Chypre: "risque de paniques bancaires"

"Certaines erreurs ont été corrigées". "Il est toutefois trop tard. D'autres mouvement de panique bancaire ne sont pas exclus", déclare Eric Dor, Directeur de la recherche IESEG School of Management (Université Catholique de Lille). Entretien

Chypre: "risque de paniques bancaires"
©AP
Pierre Loppe

Comment se compare le nouveau plan de sauvetage de Chypre à celui que le parlement avait refusé il y a une semaine ? Etes-vous moins critique qu'il y a huit jours ?

Certaines erreurs ont été corrigées. Cette fois, tous les dépôts assurés en dessous de 100000 euros sont protégés, même ceux de Laïki, liquidée, ou de Bank of Cyprus, restructurée. C’est de nouveau cohérent avec la politique européenne en la matière, qui a pour but d’éviter des paniques bancaires dans les pays de la zone euro. De même, il semble cette fois que les dépôts localisés dans les autres banques chypriotes, celles qui ne sont pas restructurées, échappent à toute ponction même quand ils sont supérieurs à 100000 euros. C’est plus cohérent économiquement, puisque la logique est que ce sont les créanciers des banques en détresse, qu’ils soient actionnaires, détenteurs d’obligations ou gros déposants, qui doivent participer au coût de leur recapitalisation. Au contraire les créanciers des banques bien gérées sont préservés. De cette manière les investisseurs sont incités à privilégier les banques prudentes.
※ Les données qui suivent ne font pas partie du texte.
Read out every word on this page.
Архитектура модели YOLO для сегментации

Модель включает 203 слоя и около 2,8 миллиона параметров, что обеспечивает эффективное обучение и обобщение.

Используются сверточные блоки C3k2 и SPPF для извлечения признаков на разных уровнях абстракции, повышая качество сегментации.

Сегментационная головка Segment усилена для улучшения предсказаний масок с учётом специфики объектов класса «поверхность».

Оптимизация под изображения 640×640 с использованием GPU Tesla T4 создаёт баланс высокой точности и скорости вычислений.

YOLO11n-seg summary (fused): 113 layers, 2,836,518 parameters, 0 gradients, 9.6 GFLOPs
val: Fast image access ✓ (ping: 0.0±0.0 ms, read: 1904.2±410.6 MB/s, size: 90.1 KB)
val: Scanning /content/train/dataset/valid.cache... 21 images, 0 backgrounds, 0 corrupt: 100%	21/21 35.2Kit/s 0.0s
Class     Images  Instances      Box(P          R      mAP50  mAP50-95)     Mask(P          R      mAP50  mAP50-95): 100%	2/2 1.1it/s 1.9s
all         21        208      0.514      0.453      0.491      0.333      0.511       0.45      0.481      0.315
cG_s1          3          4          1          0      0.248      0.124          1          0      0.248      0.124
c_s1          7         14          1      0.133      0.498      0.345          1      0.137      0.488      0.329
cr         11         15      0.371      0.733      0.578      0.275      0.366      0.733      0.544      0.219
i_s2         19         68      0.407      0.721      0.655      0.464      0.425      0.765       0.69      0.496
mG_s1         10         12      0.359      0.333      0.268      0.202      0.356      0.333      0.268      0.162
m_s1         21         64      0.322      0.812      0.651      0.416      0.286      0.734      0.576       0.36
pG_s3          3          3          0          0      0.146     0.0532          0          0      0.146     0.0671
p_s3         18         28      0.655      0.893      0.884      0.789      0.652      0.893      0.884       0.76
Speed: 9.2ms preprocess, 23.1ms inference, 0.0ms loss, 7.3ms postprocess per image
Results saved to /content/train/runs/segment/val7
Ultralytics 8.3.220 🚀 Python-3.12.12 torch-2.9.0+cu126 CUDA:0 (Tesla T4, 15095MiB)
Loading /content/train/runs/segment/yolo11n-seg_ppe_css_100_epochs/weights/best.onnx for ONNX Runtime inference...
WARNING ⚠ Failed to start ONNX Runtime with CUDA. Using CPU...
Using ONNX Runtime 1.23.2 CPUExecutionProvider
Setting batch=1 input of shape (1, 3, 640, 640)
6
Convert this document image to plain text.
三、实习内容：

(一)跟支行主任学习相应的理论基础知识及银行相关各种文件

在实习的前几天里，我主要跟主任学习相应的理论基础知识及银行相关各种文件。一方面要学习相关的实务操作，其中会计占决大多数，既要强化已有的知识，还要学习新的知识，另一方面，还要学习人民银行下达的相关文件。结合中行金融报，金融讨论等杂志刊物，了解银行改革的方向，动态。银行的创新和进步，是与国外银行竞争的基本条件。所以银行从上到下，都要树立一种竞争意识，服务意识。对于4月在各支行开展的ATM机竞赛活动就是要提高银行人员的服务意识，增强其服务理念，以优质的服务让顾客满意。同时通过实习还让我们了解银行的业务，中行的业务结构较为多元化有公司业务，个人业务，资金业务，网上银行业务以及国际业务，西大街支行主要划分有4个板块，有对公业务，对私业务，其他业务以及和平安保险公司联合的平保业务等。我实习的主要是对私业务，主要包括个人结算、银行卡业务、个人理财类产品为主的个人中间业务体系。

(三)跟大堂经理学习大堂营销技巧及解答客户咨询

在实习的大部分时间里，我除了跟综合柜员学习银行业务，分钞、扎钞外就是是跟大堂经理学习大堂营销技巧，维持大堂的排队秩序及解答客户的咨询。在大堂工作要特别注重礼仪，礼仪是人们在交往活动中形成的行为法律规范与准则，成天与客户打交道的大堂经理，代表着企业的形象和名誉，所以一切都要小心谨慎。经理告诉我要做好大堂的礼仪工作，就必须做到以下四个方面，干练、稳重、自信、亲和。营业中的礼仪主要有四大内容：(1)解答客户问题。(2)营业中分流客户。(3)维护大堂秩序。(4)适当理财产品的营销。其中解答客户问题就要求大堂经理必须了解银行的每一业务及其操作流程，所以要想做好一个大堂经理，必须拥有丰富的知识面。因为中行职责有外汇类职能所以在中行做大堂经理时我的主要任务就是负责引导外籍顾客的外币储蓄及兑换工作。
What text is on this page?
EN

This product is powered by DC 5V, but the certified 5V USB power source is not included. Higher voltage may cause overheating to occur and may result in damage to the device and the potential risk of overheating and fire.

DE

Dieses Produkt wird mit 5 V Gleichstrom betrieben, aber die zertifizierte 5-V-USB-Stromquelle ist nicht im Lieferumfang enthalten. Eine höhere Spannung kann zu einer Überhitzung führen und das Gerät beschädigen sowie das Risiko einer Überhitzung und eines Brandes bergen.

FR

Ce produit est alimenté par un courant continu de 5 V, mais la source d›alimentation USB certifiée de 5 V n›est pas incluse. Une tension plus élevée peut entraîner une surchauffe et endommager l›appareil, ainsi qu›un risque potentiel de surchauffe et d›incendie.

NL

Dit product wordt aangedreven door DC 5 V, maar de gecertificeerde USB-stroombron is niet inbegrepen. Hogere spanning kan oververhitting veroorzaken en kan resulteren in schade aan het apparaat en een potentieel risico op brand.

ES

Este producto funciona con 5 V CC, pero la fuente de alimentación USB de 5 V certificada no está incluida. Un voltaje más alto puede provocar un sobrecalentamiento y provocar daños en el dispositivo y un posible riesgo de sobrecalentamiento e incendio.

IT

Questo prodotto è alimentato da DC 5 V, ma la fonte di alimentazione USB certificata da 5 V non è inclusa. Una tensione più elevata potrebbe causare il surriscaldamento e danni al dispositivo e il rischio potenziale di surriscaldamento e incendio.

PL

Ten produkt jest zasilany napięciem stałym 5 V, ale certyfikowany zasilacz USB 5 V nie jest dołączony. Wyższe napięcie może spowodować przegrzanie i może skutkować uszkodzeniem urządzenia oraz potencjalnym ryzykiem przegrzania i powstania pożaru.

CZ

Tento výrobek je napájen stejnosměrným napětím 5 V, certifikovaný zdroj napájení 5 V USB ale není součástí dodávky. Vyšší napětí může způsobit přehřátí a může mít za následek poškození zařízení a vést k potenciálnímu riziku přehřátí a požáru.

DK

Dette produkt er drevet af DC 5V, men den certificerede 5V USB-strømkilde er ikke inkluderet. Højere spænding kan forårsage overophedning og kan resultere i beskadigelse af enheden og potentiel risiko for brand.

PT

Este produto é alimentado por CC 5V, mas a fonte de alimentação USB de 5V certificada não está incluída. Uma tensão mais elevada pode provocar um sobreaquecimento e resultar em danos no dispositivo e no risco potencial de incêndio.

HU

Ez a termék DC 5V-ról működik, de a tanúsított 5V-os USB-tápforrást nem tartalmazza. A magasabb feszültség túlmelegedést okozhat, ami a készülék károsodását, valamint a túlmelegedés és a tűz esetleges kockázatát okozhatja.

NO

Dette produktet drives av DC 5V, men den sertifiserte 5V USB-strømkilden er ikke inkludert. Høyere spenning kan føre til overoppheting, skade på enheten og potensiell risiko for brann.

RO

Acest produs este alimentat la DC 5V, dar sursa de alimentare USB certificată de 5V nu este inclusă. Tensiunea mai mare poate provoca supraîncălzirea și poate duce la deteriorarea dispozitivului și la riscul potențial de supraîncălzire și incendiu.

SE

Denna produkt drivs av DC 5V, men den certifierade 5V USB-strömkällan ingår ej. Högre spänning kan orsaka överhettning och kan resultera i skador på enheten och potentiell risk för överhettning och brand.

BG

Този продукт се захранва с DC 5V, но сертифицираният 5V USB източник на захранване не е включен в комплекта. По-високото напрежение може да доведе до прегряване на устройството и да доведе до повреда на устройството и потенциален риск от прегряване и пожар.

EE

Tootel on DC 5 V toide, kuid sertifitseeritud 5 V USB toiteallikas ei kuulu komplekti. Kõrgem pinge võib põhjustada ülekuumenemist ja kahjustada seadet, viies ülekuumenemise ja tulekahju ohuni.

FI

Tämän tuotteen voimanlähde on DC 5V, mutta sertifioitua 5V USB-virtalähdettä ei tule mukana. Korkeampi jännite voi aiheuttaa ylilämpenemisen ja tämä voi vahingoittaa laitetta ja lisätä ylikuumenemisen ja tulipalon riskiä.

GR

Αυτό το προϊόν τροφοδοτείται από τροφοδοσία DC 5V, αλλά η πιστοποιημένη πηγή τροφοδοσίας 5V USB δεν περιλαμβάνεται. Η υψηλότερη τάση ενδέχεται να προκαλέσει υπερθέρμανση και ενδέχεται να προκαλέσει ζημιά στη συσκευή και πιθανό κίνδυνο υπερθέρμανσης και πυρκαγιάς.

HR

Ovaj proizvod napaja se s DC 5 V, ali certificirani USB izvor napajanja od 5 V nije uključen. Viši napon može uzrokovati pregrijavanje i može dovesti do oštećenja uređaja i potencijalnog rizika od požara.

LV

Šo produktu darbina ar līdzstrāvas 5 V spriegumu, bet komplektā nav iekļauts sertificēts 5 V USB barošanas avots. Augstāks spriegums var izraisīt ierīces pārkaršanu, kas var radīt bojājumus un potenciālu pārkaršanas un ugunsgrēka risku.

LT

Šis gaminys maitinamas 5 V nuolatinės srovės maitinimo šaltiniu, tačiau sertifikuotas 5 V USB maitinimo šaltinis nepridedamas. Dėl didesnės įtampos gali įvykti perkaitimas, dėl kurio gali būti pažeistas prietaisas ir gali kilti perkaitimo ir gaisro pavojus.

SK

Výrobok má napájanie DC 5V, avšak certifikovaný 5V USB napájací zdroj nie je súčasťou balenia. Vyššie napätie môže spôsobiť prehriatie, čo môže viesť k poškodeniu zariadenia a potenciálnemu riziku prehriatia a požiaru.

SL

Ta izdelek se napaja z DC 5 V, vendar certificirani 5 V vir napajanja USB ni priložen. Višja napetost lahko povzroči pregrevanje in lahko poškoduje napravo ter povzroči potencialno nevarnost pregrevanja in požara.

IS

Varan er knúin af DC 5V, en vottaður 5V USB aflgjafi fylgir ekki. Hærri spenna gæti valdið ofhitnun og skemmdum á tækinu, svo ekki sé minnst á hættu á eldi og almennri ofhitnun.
La population est-elle mieux traitée avec le nouveau plan ?

Cela dépend de quel point de vue. Normalement, les petits déposants sont mieux traités puisque cette fois leurs dépôts sont préservés. Encore faut-il qu’en cas de nouvelle crise bancaire l’Etat puisse effectivement emprunter au fonds européen de quoi indemniser les déposants, puisqu’il avoue lui-même ne pas en avoir les moyens. Les gros déposants domestiques des grosses banques, liquidée ou restructurée, vont par contre perdre encore plus.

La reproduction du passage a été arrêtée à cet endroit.